Sunday, January 31, 2010

News of the Day for Sunday, January 31, 2010

This is the McClatchy Bureau office in the Hamra Hotel after the attack on January 25. Go here for the McClatchy reporters' blog.

Reported Security Incidents


Suicide bomb attack on a restaurant frequented by police and Sawha members kills 2, injures 25 on Saturday evening.


Note: Shiites are headed to Karbala to mark Arbaeen, the 40th day after the death of Imam Hussein.

Roadside bomb in al-Saydiya injures 2 pilgrims who were walking to Karbala.

Four pilgrims walking to Karbala injured by bomb attack in Yarmuk.

Three pilgrims walking to Karbala injured by bomb in Mashtal.

Reuters reports 4 pilgrims injured by a hand grenade in "Nusoor" (Nisoor?) Square. Whether this corresponds to one of the incidents reported by VoI and one or the other report is erroneous in both location and mode of attack is not clear. -- C


Woman killed in a home invasion.

Tal Afar

Man with an explosive belt apprehended at a checkpoint.

Other News of the Day

Sheik Ahmed Abu Risha, leader of the Anbar Awakening Council, is considering calling for an election boycott by Sunni Arabs, in response to the purge of hundreds of candidates by the electoral council. "They will not care about the election — they will ignore it, maybe, if these decisions stand," Abu Risha said at his sprawling compound just outside Ramadi, about 115km west of Baghdad. "I will make my decision later about encouraging people to go to vote or not."

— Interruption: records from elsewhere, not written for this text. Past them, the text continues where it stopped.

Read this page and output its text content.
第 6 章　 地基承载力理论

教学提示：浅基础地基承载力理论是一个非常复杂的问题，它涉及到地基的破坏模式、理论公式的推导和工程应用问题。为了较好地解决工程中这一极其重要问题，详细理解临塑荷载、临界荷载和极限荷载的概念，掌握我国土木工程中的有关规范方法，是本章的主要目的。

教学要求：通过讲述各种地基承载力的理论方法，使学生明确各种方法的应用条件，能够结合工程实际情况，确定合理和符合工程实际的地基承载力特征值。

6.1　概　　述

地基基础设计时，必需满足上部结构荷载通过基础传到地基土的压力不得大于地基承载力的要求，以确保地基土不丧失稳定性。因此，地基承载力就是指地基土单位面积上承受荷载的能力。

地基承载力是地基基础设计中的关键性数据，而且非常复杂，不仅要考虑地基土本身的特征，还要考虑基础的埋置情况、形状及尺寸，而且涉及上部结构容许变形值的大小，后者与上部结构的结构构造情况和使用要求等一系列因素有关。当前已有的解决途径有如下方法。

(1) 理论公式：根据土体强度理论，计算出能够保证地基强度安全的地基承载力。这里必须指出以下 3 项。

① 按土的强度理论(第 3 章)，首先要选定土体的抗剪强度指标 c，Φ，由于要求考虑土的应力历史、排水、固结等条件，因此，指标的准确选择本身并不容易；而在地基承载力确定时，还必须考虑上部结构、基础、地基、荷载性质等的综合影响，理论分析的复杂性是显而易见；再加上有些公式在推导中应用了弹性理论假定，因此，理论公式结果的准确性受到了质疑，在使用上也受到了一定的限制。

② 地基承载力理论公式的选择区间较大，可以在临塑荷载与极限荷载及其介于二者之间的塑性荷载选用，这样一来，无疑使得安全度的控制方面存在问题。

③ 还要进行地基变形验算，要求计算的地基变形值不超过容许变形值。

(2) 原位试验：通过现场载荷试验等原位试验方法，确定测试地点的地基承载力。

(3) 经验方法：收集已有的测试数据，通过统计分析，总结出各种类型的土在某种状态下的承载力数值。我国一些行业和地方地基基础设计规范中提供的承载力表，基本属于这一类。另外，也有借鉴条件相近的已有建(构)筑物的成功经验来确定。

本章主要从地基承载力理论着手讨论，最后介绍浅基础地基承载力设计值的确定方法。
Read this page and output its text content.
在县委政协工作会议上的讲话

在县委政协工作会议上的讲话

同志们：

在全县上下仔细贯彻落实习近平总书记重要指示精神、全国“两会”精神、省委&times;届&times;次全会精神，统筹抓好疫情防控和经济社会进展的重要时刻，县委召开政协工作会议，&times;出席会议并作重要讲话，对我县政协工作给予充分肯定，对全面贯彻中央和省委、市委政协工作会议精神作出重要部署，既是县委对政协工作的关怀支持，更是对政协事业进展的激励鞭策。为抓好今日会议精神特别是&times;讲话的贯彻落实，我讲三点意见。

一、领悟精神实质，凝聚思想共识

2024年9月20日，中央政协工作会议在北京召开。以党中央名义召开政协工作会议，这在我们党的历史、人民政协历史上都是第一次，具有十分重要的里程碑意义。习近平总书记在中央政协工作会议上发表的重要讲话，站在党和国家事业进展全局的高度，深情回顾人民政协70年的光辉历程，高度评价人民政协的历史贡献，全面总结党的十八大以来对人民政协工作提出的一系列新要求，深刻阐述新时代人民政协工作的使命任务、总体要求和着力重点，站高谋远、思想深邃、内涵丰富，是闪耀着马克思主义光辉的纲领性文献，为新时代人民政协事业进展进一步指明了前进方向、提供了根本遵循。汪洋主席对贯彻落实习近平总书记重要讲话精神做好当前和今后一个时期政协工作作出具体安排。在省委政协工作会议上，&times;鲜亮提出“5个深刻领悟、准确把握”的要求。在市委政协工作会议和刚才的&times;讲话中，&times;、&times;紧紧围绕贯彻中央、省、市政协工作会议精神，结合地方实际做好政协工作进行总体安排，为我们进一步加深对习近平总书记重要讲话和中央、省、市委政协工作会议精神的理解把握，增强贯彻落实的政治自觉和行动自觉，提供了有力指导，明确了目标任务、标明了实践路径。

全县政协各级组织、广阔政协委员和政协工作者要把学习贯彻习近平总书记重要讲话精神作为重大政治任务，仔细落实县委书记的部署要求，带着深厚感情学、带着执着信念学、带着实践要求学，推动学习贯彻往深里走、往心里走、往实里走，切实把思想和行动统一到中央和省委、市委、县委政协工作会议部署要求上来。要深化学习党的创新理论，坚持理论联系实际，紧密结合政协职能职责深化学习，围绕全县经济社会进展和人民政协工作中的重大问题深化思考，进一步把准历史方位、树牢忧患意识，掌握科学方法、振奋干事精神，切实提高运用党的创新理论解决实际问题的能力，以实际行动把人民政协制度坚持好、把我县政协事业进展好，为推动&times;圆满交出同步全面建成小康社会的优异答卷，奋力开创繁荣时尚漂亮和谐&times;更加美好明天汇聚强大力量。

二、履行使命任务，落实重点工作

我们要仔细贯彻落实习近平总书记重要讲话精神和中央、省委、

Russian company Lukoil signs a contract to develop the West Qurna-2 oil field.

Afghanistan Update

More details emerge on "friendly fire" death of 4 Afghan soldiers on Friday. "Saturday's fighting erupted about 3am when a group of US Special Forces and Afghan commandos approached a remote Afghan army outpost that was set up about 18 months ago to guard the main highway between Kabul and Kandahar. NATO said the Afghan soldiers believed the unit was the Taliban and started shooting. The joint force returned fire and called in the air strike, which killed the four Afghan soldiers, NATO and the Afghan Defence Ministry said."

Pakistan says it is investigating reports that Hakimullah Mehsud died after a U.S. drone strike in mid-January. It seems clear he survived the attack but the rumors are that he died later of injuries.

Two Afghan soldiers killed, 3 wounded by roadside bomb in Uruzgan. Reuters also reports a 13 year old boy injured while planting a bomb in Badghis.

Quqnoos reports 4 Taliban killed in a gun battle with security forces in Herat, 2 more killed in Badghis after they attacked a relief convoy.

And one more thing . . .

U.S. Speeds Arms Buildup with Gulf Allies, says WaPo's Joby Warrick. "The Obama administration is quietly working with Saudi Arabia and other Persian Gulf allies to speed up arms sales and rapidly upgrade defenses for oil terminals and other key infrastructure in a bid to thwart future military attacks by Iran, according to former and current U.S. and Middle Eastern government officials. The initiatives, including a U.S.-backed plan to triple the size of a 10,000-man protection force in Saudi Arabia, are part of a broader push that includes unprecedented coordination of air defenses and expanded joint exercises between the U.S. and Arab militaries, the officials said. All appear to be aimed at increasing pressure on Tehran." (Read the whole thing.)

Quote of the Day

It was a clever, lawyerly, almost Ciceronian performance in which Blair trotted out all the usual arguments and gave a display of his question-dodging skill. But it would have been much more revealing to see Blair quizzed by the parents, many of them present at the inquiry, of the British soldiers killed in Iraq. Then perhaps he wouldn't have got away quite so easily, as he did here, with murder.